Today’s Sac Bee story detailing the latest chapter in “Consumer Watchdog’s” never-ending war against Mercury Insurance describes “Consumer Watchdog” as a consumer group. The story never mentions the amazing fact that after all these years, no one knows who is funding “Consumer Watchdog.” Isn’t this, yunno, relevant? Bueller? Bueller? Bueller?
Take it away, Steve Maviglio. Here’s part of what he wrote last month:
Consumer Watchdog, which hasn’t qualified a ballot initiative since 1988, is using the California electoral process again with a cheap publicity stunt designed to feather its own nest.
The faux consumer group filed an initiative today on health care regulation. Among other things, it undermines the new Health Exchange that Democrats have worked hard on. It also strips the Brown Administration of power by gutting the Department of Managed Health Care (as well as the administration’s appointees to the Exchange). On top of that, it exempts large groups from rate regulation — something that will upset California’s labor unions.
But have no fear, the ballot measure includes provisions to allow intervenor fees — the bread and butter of what keeps Consumer Watchdog afloat (that is, when it’s not shaking down corporations for its pay-to-play efforts). Consumer Watchdog has pocketed millions of dollars from such fees as a result of its last ballot effort, Prop 103.

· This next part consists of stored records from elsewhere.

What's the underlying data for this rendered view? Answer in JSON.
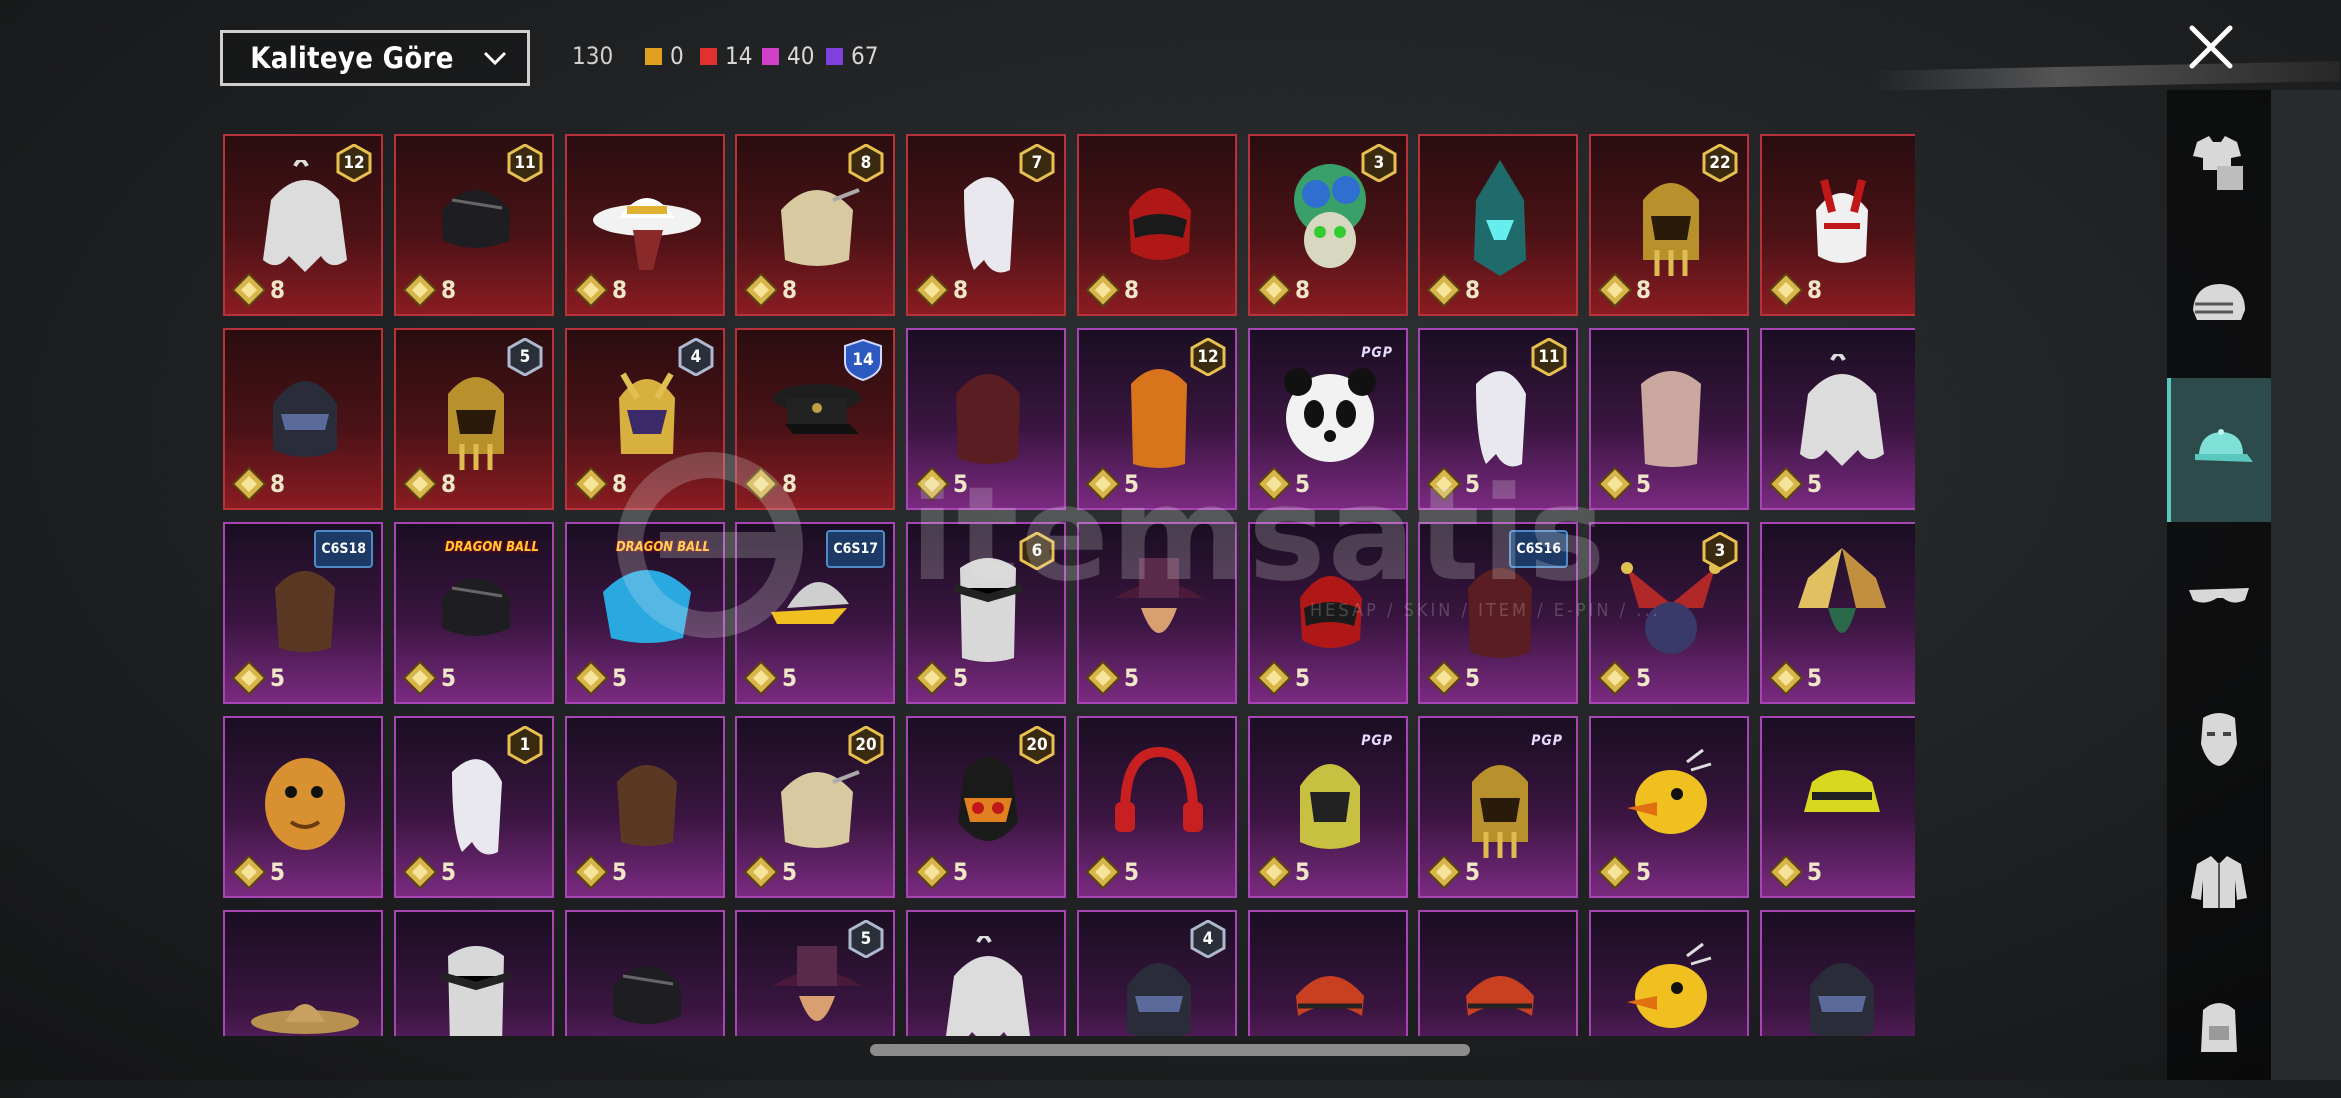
{
  "sort": {
    "label": "Kaliteye Göre"
  },
  "total_count": "130",
  "quality_counts": [
    {
      "value": "0",
      "color": "#e0a020"
    },
    {
      "value": "14",
      "color": "#e03030"
    },
    {
      "value": "40",
      "color": "#d040c8"
    },
    {
      "value": "67",
      "color": "#8040e0"
    }
  ],
  "watermark": {
    "text": "itemsatis",
    "subtitle": "HESAP / SKIN / ITEM / E-PIN / ..."
  },
  "sidebar_tabs": [
    "outfit-icon",
    "helmet-icon",
    "cap-icon",
    "glasses-icon",
    "mask-icon",
    "jacket-icon",
    "backpack-icon"
  ],
  "active_tab": 2,
  "items": [
    {
      "q": "8",
      "c": "red",
      "b": "12",
      "t": "num-gold",
      "art": "hair-white"
    },
    {
      "q": "8",
      "c": "red",
      "b": "11",
      "t": "num-gold",
      "art": "hair-black"
    },
    {
      "q": "8",
      "c": "red",
      "b": "",
      "t": "",
      "art": "hat-white"
    },
    {
      "q": "8",
      "c": "red",
      "b": "8",
      "t": "num-gold",
      "art": "hair-blonde"
    },
    {
      "q": "8",
      "c": "red",
      "b": "7",
      "t": "num-gold",
      "art": "hair-silver"
    },
    {
      "q": "8",
      "c": "red",
      "b": "",
      "t": "",
      "art": "helmet-red"
    },
    {
      "q": "8",
      "c": "red",
      "b": "3",
      "t": "num-gold",
      "art": "clown-green"
    },
    {
      "q": "8",
      "c": "red",
      "b": "",
      "t": "",
      "art": "helmet-teal"
    },
    {
      "q": "8",
      "c": "red",
      "b": "22",
      "t": "num-gold",
      "art": "helmet-gold"
    },
    {
      "q": "8",
      "c": "red",
      "b": "",
      "t": "",
      "art": "mask-red"
    },
    {
      "q": "8",
      "c": "red",
      "b": "",
      "t": "",
      "art": "helmet-dark"
    },
    {
      "q": "8",
      "c": "red",
      "b": "5",
      "t": "num-dark",
      "art": "helmet-gold"
    },
    {
      "q": "8",
      "c": "red",
      "b": "4",
      "t": "num-dark",
      "art": "helmet-purple"
    },
    {
      "q": "8",
      "c": "red",
      "b": "14",
      "t": "shield",
      "art": "cap-officer"
    },
    {
      "q": "5",
      "c": "pur",
      "b": "",
      "t": "",
      "art": "hair-red"
    },
    {
      "q": "5",
      "c": "pur",
      "b": "12",
      "t": "num-gold",
      "art": "hair-orange"
    },
    {
      "q": "5",
      "c": "pur",
      "b": "PGP",
      "t": "pgp",
      "art": "panda"
    },
    {
      "q": "5",
      "c": "pur",
      "b": "11",
      "t": "num-gold",
      "art": "hair-silver"
    },
    {
      "q": "5",
      "c": "pur",
      "b": "",
      "t": "",
      "art": "hair-pink"
    },
    {
      "q": "5",
      "c": "pur",
      "b": "",
      "t": "",
      "art": "hair-white"
    },
    {
      "q": "5",
      "c": "pur",
      "b": "C6S18",
      "t": "blue",
      "art": "hair-brown"
    },
    {
      "q": "5",
      "c": "pur",
      "b": "DRAGON BALL",
      "t": "logo",
      "art": "hair-black"
    },
    {
      "q": "5",
      "c": "pur",
      "b": "DRAGON BALL",
      "t": "logo",
      "art": "hair-blue"
    },
    {
      "q": "5",
      "c": "pur",
      "b": "C6S17",
      "t": "blue",
      "art": "visor-yellow"
    },
    {
      "q": "5",
      "c": "pur",
      "b": "6",
      "t": "num-gold",
      "art": "mask-silver"
    },
    {
      "q": "5",
      "c": "pur",
      "b": "",
      "t": "",
      "art": "hat-pirate"
    },
    {
      "q": "5",
      "c": "pur",
      "b": "",
      "t": "",
      "art": "helmet-red"
    },
    {
      "q": "5",
      "c": "pur",
      "b": "C6S16",
      "t": "blue",
      "art": "hair-red"
    },
    {
      "q": "5",
      "c": "pur",
      "b": "3",
      "t": "num-gold",
      "art": "jester"
    },
    {
      "q": "5",
      "c": "pur",
      "b": "",
      "t": "",
      "art": "feather"
    },
    {
      "q": "5",
      "c": "pur",
      "b": "",
      "t": "",
      "art": "potato"
    },
    {
      "q": "5",
      "c": "pur",
      "b": "1",
      "t": "num-gold",
      "art": "hair-silver"
    },
    {
      "q": "5",
      "c": "pur",
      "b": "",
      "t": "",
      "art": "hair-brown"
    },
    {
      "q": "5",
      "c": "pur",
      "b": "20",
      "t": "num-gold",
      "art": "hair-blonde"
    },
    {
      "q": "5",
      "c": "pur",
      "b": "20",
      "t": "num-gold",
      "art": "monkey"
    },
    {
      "q": "5",
      "c": "pur",
      "b": "",
      "t": "",
      "art": "headset-red"
    },
    {
      "q": "5",
      "c": "pur",
      "b": "PGP",
      "t": "pgp",
      "art": "helmet-yellow"
    },
    {
      "q": "5",
      "c": "pur",
      "b": "PGP",
      "t": "pgp",
      "art": "helmet-gold"
    },
    {
      "q": "5",
      "c": "pur",
      "b": "",
      "t": "",
      "art": "duck"
    },
    {
      "q": "5",
      "c": "pur",
      "b": "",
      "t": "",
      "art": "bucket-hat"
    },
    {
      "q": "",
      "c": "pur",
      "b": "",
      "t": "",
      "art": "hat-straw"
    },
    {
      "q": "",
      "c": "pur",
      "b": "",
      "t": "",
      "art": "mask-silver"
    },
    {
      "q": "",
      "c": "pur",
      "b": "",
      "t": "",
      "art": "hair-black"
    },
    {
      "q": "",
      "c": "pur",
      "b": "5",
      "t": "num-dark",
      "art": "hat-pirate"
    },
    {
      "q": "",
      "c": "pur",
      "b": "",
      "t": "",
      "art": "hair-white"
    },
    {
      "q": "",
      "c": "pur",
      "b": "4",
      "t": "num-dark",
      "art": "helmet-dark"
    },
    {
      "q": "",
      "c": "pur",
      "b": "",
      "t": "",
      "art": "headband-red"
    },
    {
      "q": "",
      "c": "pur",
      "b": "",
      "t": "",
      "art": "headband-red"
    },
    {
      "q": "",
      "c": "pur",
      "b": "",
      "t": "",
      "art": "duck"
    },
    {
      "q": "",
      "c": "pur",
      "b": "",
      "t": "",
      "art": "helmet-dark"
    }
  ]
}
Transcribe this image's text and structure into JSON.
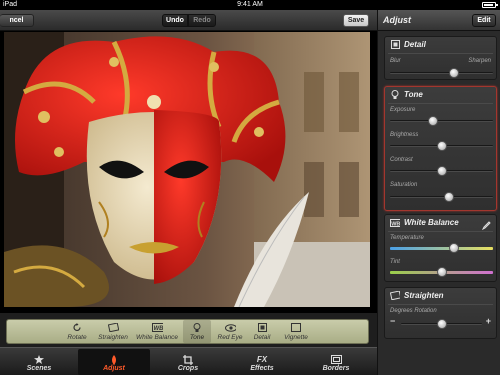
{
  "status_bar": {
    "left_text": "iPad",
    "time": "9:41 AM",
    "battery_level": 0.85
  },
  "toolbar": {
    "cancel_label": "ncel",
    "undo_label": "Undo",
    "redo_label": "Redo",
    "save_label": "Save"
  },
  "photo": {
    "subject": "venetian-carnival-mask-photo"
  },
  "tools": [
    {
      "label": "Rotate",
      "icon": "rotate-icon"
    },
    {
      "label": "Straighten",
      "icon": "straighten-icon"
    },
    {
      "label": "White Balance",
      "icon": "white-balance-icon"
    },
    {
      "label": "Tone",
      "icon": "bulb-icon"
    },
    {
      "label": "Red Eye",
      "icon": "eye-icon"
    },
    {
      "label": "Detail",
      "icon": "detail-icon"
    },
    {
      "label": "Vignette",
      "icon": "vignette-icon"
    }
  ],
  "active_tool": "Tone",
  "tabs": [
    {
      "label": "Scenes",
      "icon": "scenes-icon"
    },
    {
      "label": "Adjust",
      "icon": "adjust-icon"
    },
    {
      "label": "Crops",
      "icon": "crop-icon"
    },
    {
      "label": "FX\nEffects",
      "label_top": "FX",
      "label_bottom": "Effects",
      "icon": "fx-icon"
    },
    {
      "label": "Borders",
      "icon": "borders-icon"
    }
  ],
  "active_tab": "Adjust",
  "sidebar": {
    "title": "Adjust",
    "edit_label": "Edit",
    "detail": {
      "title": "Detail",
      "left_label": "Blur",
      "right_label": "Sharpen",
      "value": 0.62
    },
    "tone": {
      "title": "Tone",
      "sliders": [
        {
          "label": "Exposure",
          "value": 0.42
        },
        {
          "label": "Brightness",
          "value": 0.5
        },
        {
          "label": "Contrast",
          "value": 0.5
        },
        {
          "label": "Saturation",
          "value": 0.57
        }
      ]
    },
    "white_balance": {
      "title": "White Balance",
      "sliders": [
        {
          "label": "Temperature",
          "value": 0.62
        },
        {
          "label": "Tint",
          "value": 0.5
        }
      ]
    },
    "straighten": {
      "title": "Straighten",
      "label": "Degrees Rotation",
      "minus": "−",
      "plus": "+",
      "value": 0.5
    }
  },
  "colors": {
    "accent": "#ff5a2a",
    "active_border": "#a3362e"
  }
}
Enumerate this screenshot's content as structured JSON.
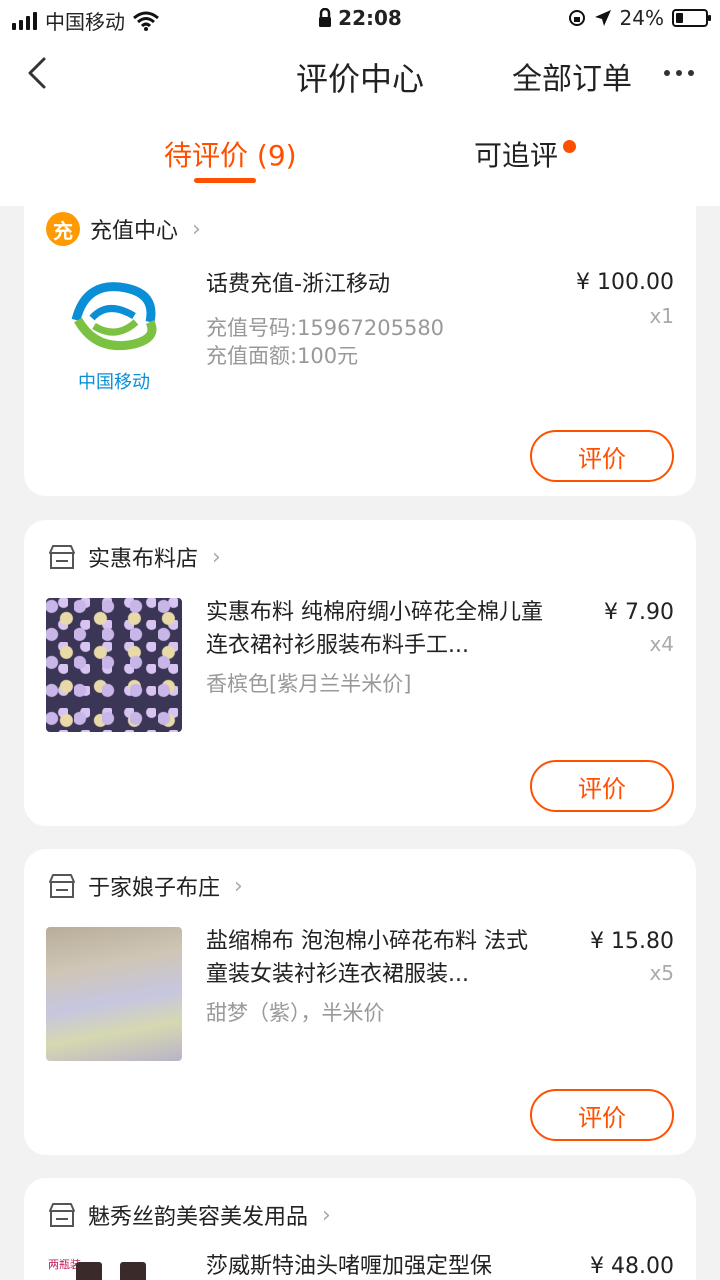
{
  "status_bar": {
    "carrier": "中国移动",
    "time": "22:08",
    "battery": "24%",
    "battery_level": 0.24
  },
  "nav": {
    "title": "评价中心",
    "all_orders": "全部订单"
  },
  "tabs": [
    {
      "label": "待评价 (9)",
      "active": true
    },
    {
      "label": "可追评",
      "has_dot": true
    }
  ],
  "orders": [
    {
      "shop": "充值中心",
      "shop_icon": "recharge-icon",
      "shop_icon_text": "充",
      "product_logo_text": "中国移动",
      "title": "话费充值-浙江移动",
      "sub1": "充值号码:15967205580",
      "sub2": "充值面额:100元",
      "price": "¥ 100.00",
      "qty": "x1",
      "action": "评价"
    },
    {
      "shop": "实惠布料店",
      "shop_icon": "store-icon",
      "title": "实惠布料 纯棉府绸小碎花全棉儿童连衣裙衬衫服装布料手工...",
      "sub1": "香槟色[紫月兰半米价]",
      "price": "¥ 7.90",
      "qty": "x4",
      "action": "评价"
    },
    {
      "shop": "于家娘子布庄",
      "shop_icon": "store-icon",
      "title": "盐缩棉布 泡泡棉小碎花布料 法式 童装女装衬衫连衣裙服装...",
      "sub1": "甜梦（紫），半米价",
      "price": "¥ 15.80",
      "qty": "x5",
      "action": "评价"
    },
    {
      "shop": "魅秀丝韵美容美发用品",
      "shop_icon": "store-icon",
      "thumb_label": "两瓶装",
      "title": "莎威斯特油头啫喱加强定型保",
      "price": "¥ 48.00"
    }
  ],
  "colors": {
    "accent": "#ff5000",
    "background": "#f2f2f2"
  }
}
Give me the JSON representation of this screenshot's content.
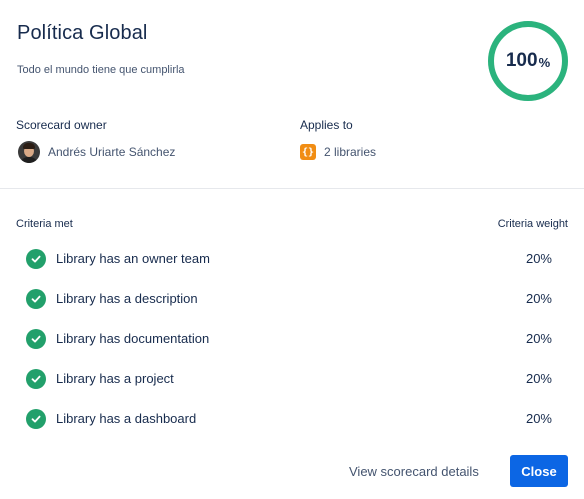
{
  "header": {
    "title": "Política Global",
    "subtitle": "Todo el mundo tiene que cumplirla"
  },
  "score": {
    "value": "100",
    "unit": "%",
    "fraction": 1.0,
    "ring_color": "#2bb37d"
  },
  "meta": {
    "owner_label": "Scorecard owner",
    "owner_name": "Andrés Uriarte Sánchez",
    "applies_label": "Applies to",
    "applies_value": "2 libraries",
    "applies_icon_glyph": "{}",
    "applies_icon_color": "#f18d13"
  },
  "criteria": {
    "met_header": "Criteria met",
    "weight_header": "Criteria weight",
    "items": [
      {
        "label": "Library has an owner team",
        "weight": "20%"
      },
      {
        "label": "Library has a description",
        "weight": "20%"
      },
      {
        "label": "Library has documentation",
        "weight": "20%"
      },
      {
        "label": "Library has a project",
        "weight": "20%"
      },
      {
        "label": "Library has a dashboard",
        "weight": "20%"
      }
    ]
  },
  "footer": {
    "details_label": "View scorecard details",
    "close_label": "Close"
  },
  "colors": {
    "check": "#22a06b",
    "primary": "#0c66e4"
  }
}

How can reporters who cover “Consumer Watchdog” not notice the, umm, unusual consistency with which its causes are in complete sync with trial lawyer causes? How can reporters NEVER MENTION the lack of transparency about the group’s funding and origins?
Good questions all. This isn’t like all the enviro stories I whine about, where reporter bias is so obviously a factor. This is just lazy reporting.